10
votes

Read-your-own-writes consistency is great improvement from the so called eventual consistency: if I change my profile picture I don't care if others see the change a minute later, but it looks weird if after a page reload I still see the old one.

Can this be achieved in Cassandra without having to do a full read-check on more than one node?

Using ConsistencyLevel.QUORUM is fine while reading an unspecified data and n>1 nodes are actually being read. However when client reads from the same node as he writes in (and actually using the same connection) it can be wasteful - some databases will in this case always ensure that the previously written (my) data are returned, and not some older one. Using ConsistencyLevel.ONE does not ensure this and assuming it leads to race conditions.

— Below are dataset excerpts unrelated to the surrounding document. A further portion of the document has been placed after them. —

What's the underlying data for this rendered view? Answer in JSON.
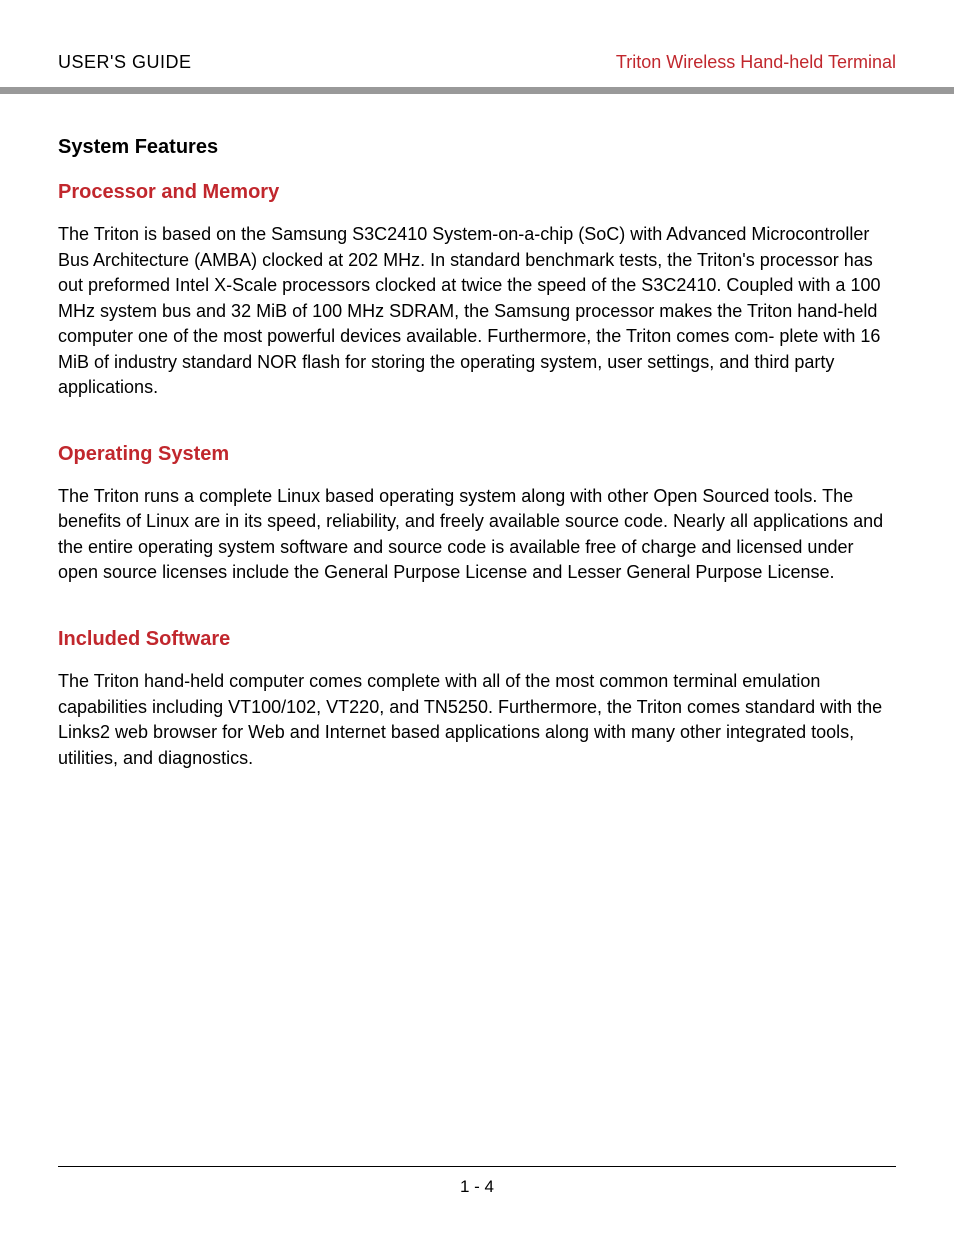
{
  "header": {
    "left": "USER'S GUIDE",
    "right": "Triton Wireless Hand-held Terminal"
  },
  "sections": {
    "title": "System Features",
    "processor": {
      "heading": "Processor and Memory",
      "body": "The Triton is based on the Samsung S3C2410 System-on-a-chip (SoC) with Advanced Microcontroller Bus Architecture (AMBA) clocked at 202 MHz. In standard benchmark tests, the Triton's processor has out preformed Intel X-Scale processors clocked at twice the speed of the S3C2410. Coupled with a 100 MHz system bus and 32 MiB of 100 MHz SDRAM, the Samsung processor makes the Triton hand-held computer one of the most powerful devices available. Furthermore, the Triton comes com- plete with 16 MiB of industry standard NOR flash for storing the operating system, user settings, and third party applications."
    },
    "os": {
      "heading": "Operating System",
      "body": "The Triton runs a complete Linux based operating system along with other Open Sourced tools. The benefits of Linux are in its speed, reliability, and freely available source code. Nearly all applications and the entire operating system software and source code is available free of charge and licensed under open source licenses include the General Purpose License and Lesser General Purpose License."
    },
    "software": {
      "heading": "Included Software",
      "body": "The Triton hand-held computer comes complete with all of the most common terminal emulation capabilities including VT100/102, VT220, and TN5250. Furthermore, the Triton comes standard with the Links2 web browser for Web and Internet based applications along with many other integrated tools, utilities, and diagnostics."
    }
  },
  "footer": {
    "page": "1 - 4"
  }
}
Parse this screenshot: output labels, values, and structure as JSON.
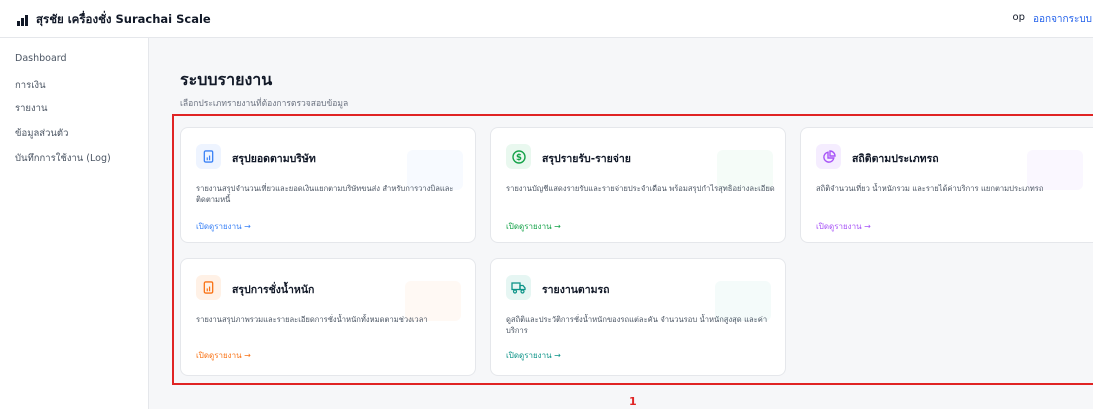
{
  "header": {
    "title": "สุรชัย เครื่องชั่ง Surachai Scale",
    "user": "op",
    "logout_label": "ออกจากระบบ"
  },
  "sidebar": {
    "items": [
      {
        "label": "Dashboard"
      },
      {
        "label": "การเงิน"
      },
      {
        "label": "รายงาน"
      },
      {
        "label": "ข้อมูลส่วนตัว"
      },
      {
        "label": "บันทึกการใช้งาน (Log)"
      }
    ]
  },
  "main": {
    "title": "ระบบรายงาน",
    "subtitle": "เลือกประเภทรายงานที่ต้องการตรวจสอบข้อมูล",
    "cards": [
      {
        "title": "สรุปยอดตามบริษัท",
        "description": "รายงานสรุปจำนวนเที่ยวและยอดเงินแยกตามบริษัทขนส่ง สำหรับการวางบิลและติดตามหนี้",
        "link": "เปิดดูรายงาน →",
        "icon": "document-chart-icon",
        "accent": "#3b82f6",
        "tint": "#eef4ff"
      },
      {
        "title": "สรุปรายรับ-รายจ่าย",
        "description": "รายงานบัญชีแสดงรายรับและรายจ่ายประจำเดือน พร้อมสรุปกำไรสุทธิอย่างละเอียด",
        "link": "เปิดดูรายงาน →",
        "icon": "dollar-circle-icon",
        "accent": "#16a34a",
        "tint": "#e9f8ef"
      },
      {
        "title": "สถิติตามประเภทรถ",
        "description": "สถิติจำนวนเที่ยว น้ำหนักรวม และรายได้ค่าบริการ แยกตามประเภทรถ",
        "link": "เปิดดูรายงาน →",
        "icon": "pie-chart-icon",
        "accent": "#a855f7",
        "tint": "#f5edff"
      },
      {
        "title": "สรุปการชั่งน้ำหนัก",
        "description": "รายงานสรุปภาพรวมและรายละเอียดการชั่งน้ำหนักทั้งหมดตามช่วงเวลา",
        "link": "เปิดดูรายงาน →",
        "icon": "document-chart-icon",
        "accent": "#f97316",
        "tint": "#fff1e6"
      },
      {
        "title": "รายงานตามรถ",
        "description": "ดูสถิติและประวัติการชั่งน้ำหนักของรถแต่ละคัน จำนวนรอบ น้ำหนักสูงสุด และค่าบริการ",
        "link": "เปิดดูรายงาน →",
        "icon": "truck-icon",
        "accent": "#0d9488",
        "tint": "#e6f6f3"
      }
    ]
  },
  "annotation": {
    "number": "1",
    "color": "#e02424"
  }
}
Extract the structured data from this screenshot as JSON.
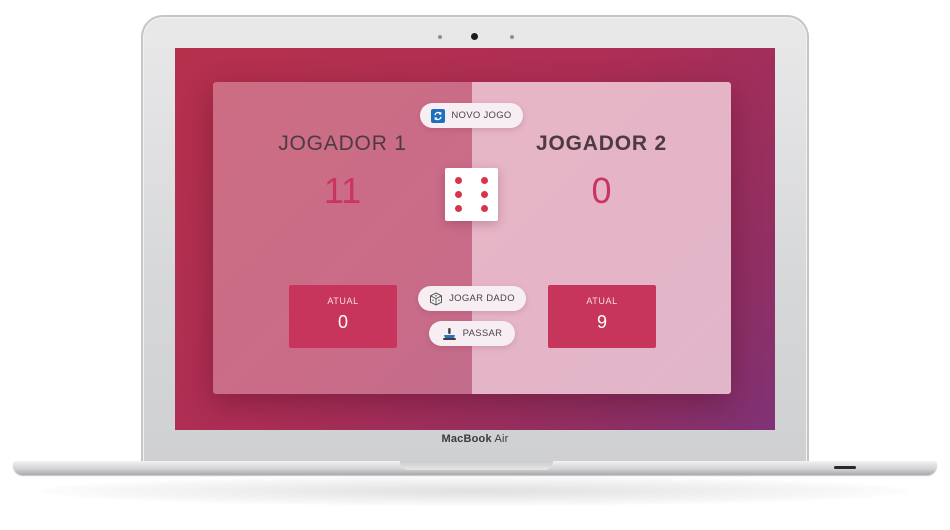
{
  "device": {
    "brand_bold": "MacBook",
    "brand_light": "Air"
  },
  "game": {
    "new_game_label": "NOVO JOGO",
    "roll_dice_label": "JOGAR DADO",
    "hold_label": "PASSAR",
    "dice_value": 6,
    "players": [
      {
        "name": "JOGADOR 1",
        "score": "11",
        "current_label": "ATUAL",
        "current": "0",
        "active": false
      },
      {
        "name": "JOGADOR 2",
        "score": "0",
        "current_label": "ATUAL",
        "current": "9",
        "active": true
      }
    ]
  },
  "colors": {
    "accent": "#c8355c",
    "pip": "#d8344b",
    "background_start": "#b5304b",
    "background_end": "#7f3275"
  },
  "icons": {
    "new_game": "refresh-icon",
    "roll_dice": "dice-icon",
    "hold": "hold-icon"
  }
}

Some test showed this: http://cassandra-user-incubator-apache-org.3065146.n2.nabble.com/per-connection-quot-read-after-my-write-quot-consistency-td6018377.html

My hypothetical setup for this scenario is 2 nodes, replication factor 2, read level 1, write level 1. This leads to eventual consistency, but I want read-your-own-writes consistency on reads.

Using 3 nodes, RF=3, RL=quorum and WL=quorum in my opinion leads to wasteful read request if I being consistent only on "my" data is enough.

// seo: also known as: session consistency, read-after-my-write consistency

2

2 Answers

5
votes

Good question.

We've had http://issues.apache.org/jira/browse/CASSANDRA-876 open for a while to add this, but nobody's bothered finishing it because

  1. CL.ONE is just fine for a LOT of workloads without any extra gymnastics
  2. Reads are so fast anyway that doing the extra one is not a big deal (and in fact Read Repair, which is on by default, means all the nodes get checked anyway, so the difference between CL.ONE and higher is really more about availability than performance)

That said, if you're motivated to help, ask on the ticket and I'll be happy to point you in the right direction.

0
votes

I've been following Cassandra development for a little while and I haven't seen a feature like this mentioned.

That said, if you only have 2 nodes with a replication factor of 2, I would question whether Cassandra is the best solution. You are going to end up with the entire data set on each node, so a more traditional replicated SQL setup might be simpler and more widely tested. Cassandra is very promising but it is still only version 0.8.2 and problems are regularly reported on the mailing list.

The other way to solve the 'see my own updates' problem would be to cache the results somewhere closer to the client, whether in the web server, the application layer, or using something like memcached.